Apr 10, 2012

Brazil’s Congress to Legalize Brothels

Brazil News

| BRASILIA – A proposal before the Senate committee to reform the Penal Code provides eliminating criminal penalties for owners of brothels. The legal experts who make up the committee want to end what they call the moral “cynicism” of the current legislation. In practice, they say, the ban on brothels only serves to corrupt police who extort money and services from the owners of the establishments.

Brazil’s Congress Building in Brasilia designed by Oscar Niemeyer.

Brazil’s Congress (photo: amatra13.org.br)

”The Code will cease to be the moral champion of the 1940s. The ban makes no sense,” said the attorney Luiz Carlos dos Santos Gonçalves, general rapporteur of the committee, who’s goal it is to prepare a draft to be submitted to Congress, told Folha de Sao Paulo.

Under the current law, whoever keeps a house of prostitution is subject to imprisonment from 2 to 5 years plus a fine. Prostitution itself is not illegal in Brazil, nor is it regulated by the government.

If approved by Congress, the change will pave the way for the regulation of the profession. It will permit labor unions to establish a link between the employees and the employer as is the norm in countries such as Germany and Holland.

”It is a historical claim to the movement for prostitutes,” Roberto Dominguez, president of the NGO Davida and legal advisor to the Brazilian Network of Prostitutes, told Folha.

The businessman Oscar Maroni Filho, 61, who was convicted of exploiting prostitutes at a hotel in Sao Paulo, advocates the reforms. “I have suffered much from it. Some of these processes that have occurred, happened because I did not want to pay off the police,” he told Folha.

Under the proposal, which must be sent to the full Senate in late May, workers will have to be working in a brothel of their own accord, willingly, and of course, cannot be less than 18 years old.

If a brothel owner forces a person into prostitution, including cases where there is debt involved, they will be subject to penalties of 5 to 9 years imprisonment. The proposed reform of the Penal Code also stiffens the penalties for sexual exploitation of children under 18.

The penalty for those who exploit the prostitution of children and adolescents will go from 4 to 10 years imprisonment.
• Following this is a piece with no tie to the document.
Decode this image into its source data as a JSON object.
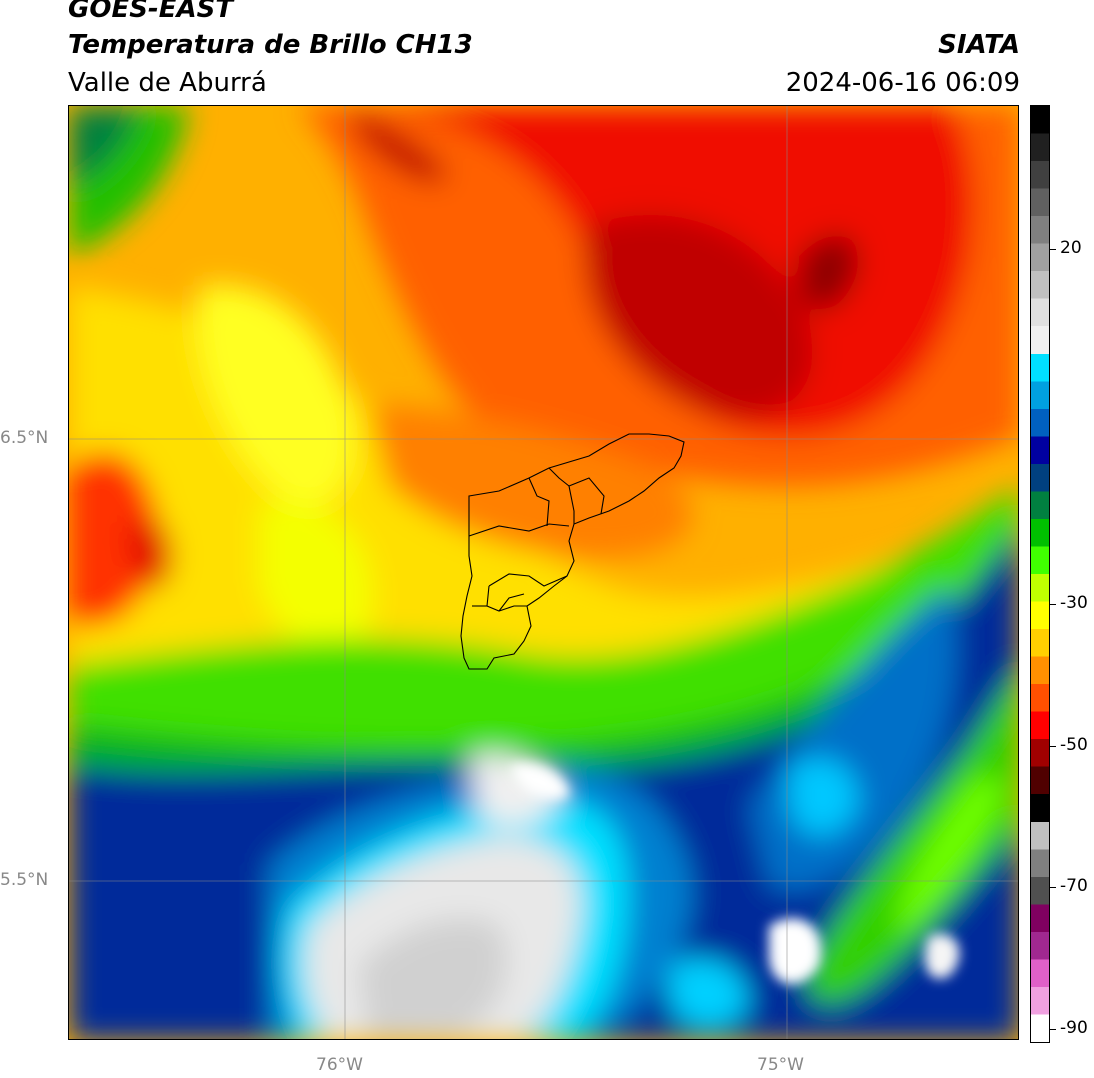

The penalty affects those who perform the act as well as the owner of the brothel.

Today, according to the rapporteur of the committee, there is virtually no punishment for anyone who has sex with a teenaged prostitute over the age of 14.

With regard to sex with children under 14 years, the current legislation, as amended in this regard in August 2009, already provides many harsh penalties, since the act is considered to be rape of the vulnerable. Since the reform, if a child under 14 is found working in a brothel, the owner will also be prosecuted.

A recent decision of the Superior Court of Justice caused international controversy when it acquitted a man who had intercourse with children under 14 because they were already prostitutes. But that decision was based on the previous legislation as the acts occurred before 2009.